This week, the University of Toronto was named the world’s top public university for the fourth year in a row by the 2017 National Taiwan University (NTU) Ranking, which ranks based on research. U of T placed fourth overall in the world, following Harvard, Johns Hopkins and Stanford universities. The university also continues to be the highest-ranked Canadian university and one of the top-ranked public universities in the five most prestigious international rankings.
Today, U of T garnered yet another honour from Maclean’s magazine: Canada’s top school by reputation for 2018. “In the heart of Canada’s largest city, a multicultural campus, stunning architecture and bleeding-edge research have earned global renown,” Maclean’s writes in a headline.
The magazine cites the university’s 20-per-cent increase in foreign students who accepted admission in 2017, which the Boston Globe attributed partly to the school’s cultural diversity. It praises One Spadina, the new home of the John H. Daniels Faculty of Architecture, Landscape and Design, quoting the Globe and Mail, which called it “one of the best Canadian buildings of the past decade.”
It cites U of T’s “stellar reputation” for research, giving as an example Geoffrey Hinton, professor emeritus of computer science and one of the world’s foremost authorities on artificial intelligence. “He and his students are responsible for turning Canada into what the New York Times calls a ‘high-tech hotbed,’” Maclean’s writes.
The magazine also gives a shout-out to U of T associate professor Raquel Urtasun, who is now running Uber’s first international research lab in Toronto, and the Rotman School of Management’s Creative Destruction Lab, for giving startups access to the world’s only commercially available quantum computers.

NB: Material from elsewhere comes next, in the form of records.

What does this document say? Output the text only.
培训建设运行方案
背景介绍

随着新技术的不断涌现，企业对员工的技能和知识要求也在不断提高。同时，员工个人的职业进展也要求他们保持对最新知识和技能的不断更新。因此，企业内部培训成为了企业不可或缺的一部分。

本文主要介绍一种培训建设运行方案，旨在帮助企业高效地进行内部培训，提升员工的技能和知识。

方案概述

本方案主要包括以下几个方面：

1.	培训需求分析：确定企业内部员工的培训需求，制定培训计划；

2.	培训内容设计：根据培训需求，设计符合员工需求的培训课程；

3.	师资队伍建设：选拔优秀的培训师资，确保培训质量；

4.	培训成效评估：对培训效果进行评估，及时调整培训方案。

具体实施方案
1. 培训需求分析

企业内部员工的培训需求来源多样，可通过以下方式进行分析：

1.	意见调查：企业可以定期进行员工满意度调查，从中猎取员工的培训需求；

It also mentions other research that has made headlines, and names other faculty who have drawn a lot of attention: Assistant professor Angela Schoellig of the University of Toronto Institute for Aerospace Studies, who was named one of the world’s top innovators under 35 by MIT Technology Review, and Aisha Ahmad, an assistant professor of political science at U of T Scarborough and the Munk School of Global Affairs, whose new book Jihad & Co. explores how groups like Islamic State rose to power by exploiting local businesses in conflict zones.